Two young boys wearing headphones and shouting

Barry Davies, Tony Gubba and Martin Tyler… to this list of my favourite commentators must be added that of Dylan who, in recent weeks, has become prolific at describing everything. Granted, he doesn’t narrate the goings on of football matches like these legends of the commentary box, but he does with just about everything else.

It starts from the minute he wakes up in the morning – on the days he doesn’t resemble Harry Enfield’s angry teenager, Kevin, that is – to the moment he’s about to nod off at night. We rarely need to enquire as to what he’s up to if he’s out of sight anymore, he articulates it verbosely. It doesn’t matter if there’s no proper sequence to what he’s talking about – he’s a master of making non-sequitur sound perfectly at home in dialogue. One of his go-to devices for linking unrelated things is “because, Daddy…” which he deploys with the same refrain as Alyson Hannigan reminiscing about band camp in American Pie. Irritating, undoubtedly, but it enables him to get up a good momentum.
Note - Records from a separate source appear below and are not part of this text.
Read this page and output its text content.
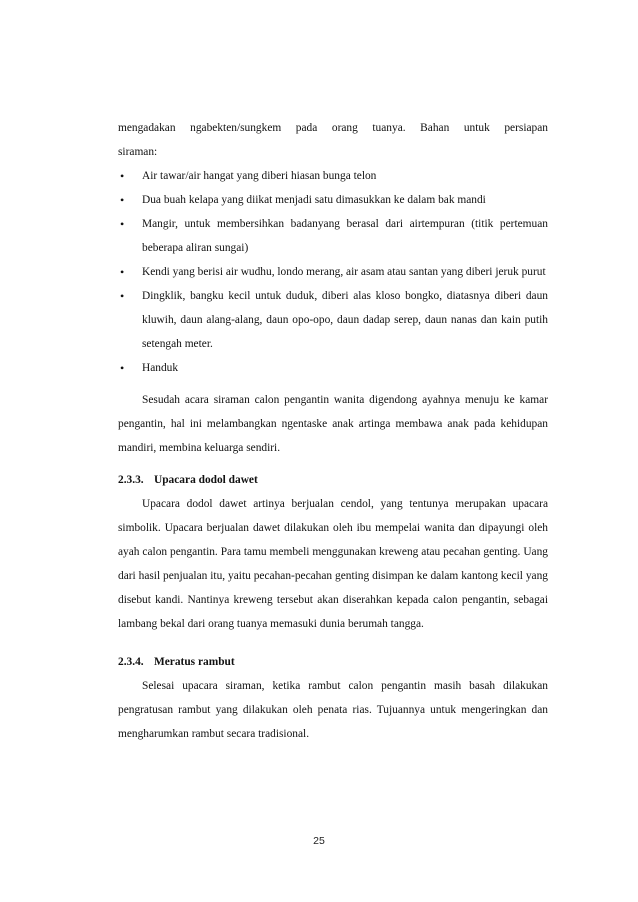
mengadakan ngabekten/sungkem pada orang tuanya. Bahan untuk persiapan

siraman:

• Air tawar/air hangat yang diberi hiasan bunga telon
• Dua buah kelapa yang diikat menjadi satu dimasukkan ke dalam bak mandi
• Mangir, untuk membersihkan badanyang berasal dari airtempuran (titik pertemuan beberapa aliran sungai)
• Kendi yang berisi air wudhu, londo merang, air asam atau santan yang diberi jeruk purut
• Dingklik, bangku kecil untuk duduk, diberi alas kloso bongko, diatasnya diberi daun kluwih, daun alang-alang, daun opo-opo, daun dadap serep, daun nanas dan kain putih setengah meter.
• Handuk

Sesudah acara siraman calon pengantin wanita digendong ayahnya menuju ke kamar pengantin, hal ini melambangkan ngentaske anak artinga membawa anak pada kehidupan mandiri, membina keluarga sendiri.

2.3.3. Upacara dodol dawet

Upacara dodol dawet artinya berjualan cendol, yang tentunya merupakan upacara simbolik. Upacara berjualan dawet dilakukan oleh ibu mempelai wanita dan dipayungi oleh ayah calon pengantin. Para tamu membeli menggunakan kreweng atau pecahan genting. Uang dari hasil penjualan itu, yaitu pecahan-pecahan genting disimpan ke dalam kantong kecil yang disebut kandi. Nantinya kreweng tersebut akan diserahkan kepada calon pengantin, sebagai lambang bekal dari orang tuanya memasuki dunia berumah tangga.

2.3.4. Meratus rambut

Selesai upacara siraman, ketika rambut calon pengantin masih basah dilakukan pengratusan rambut yang dilakukan oleh penata rias. Tujuannya untuk mengeringkan dan mengharumkan rambut secara tradisional.

25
As Xander copies most things that he does, Dylan now has a co-commentator too. He asks questions, but does so by making statements with an inquisitive tone. It passes as commentary. For example, the other day, I was minding my own business using the toilet when he barged in. “Holding your willy?” he said. To be fair, he was accurate. I mean, I was using the facilities rather than just standing there clutching the family jewels. That would be weird. He can also be relied upon to let you know whenever he has farted – just in case the foghorn-like noise and rather arresting smell aren’t enough of a giveaway.

So we’ve got two very capable commentators on our hands, which is great – it’s wonderful that they’re such good little communicators – but there’s a but. They watch a lot of animated films and cartoons that hail from across the pond and, consequently, pronounce things… erm… incorrectly. “Darnosaur” is one that particularly grates. “Jagwar” is another. Then there’s the hyperbolic intonation of such things, but that’s quite funny. It makes them sound a little like the man who used to do the voiceovers on E4. I wonder whether this means that they’re going to end up like American sports commentators? I can envisage the sound of a splash emanating from the bathroom, followed by a yell of  “Release the Kraken!”

Oh well, as long as they don’t end up with similar attitudes to Andy Gray and Richard Keys, I’m happy.


  1. Jonathan

    I watched a bit of ITV’s Champions’ League coverage of Chelsea against Galatasaray earlier this evening. I reckon your kids could easily take the place of Andy Townsend.

    1. Post

      Ha! I think a dead pigeon could do a better job than Andy Townsend, but I’ll take that in the spirit it was meant. 🙂

  2. Steve

    That was so funny. I was literally laughing out loud about him bursting into the toilet and the farting. One thing to remember though is kids have a unpredictable way of bringing stuff like that up in front of other people like teachers and friends etc. Now that would be funny.

    1. Post

      Thanks Steve! I live in fear of them saying things of that nature in public every day. It’ll happen soon, I’m sure!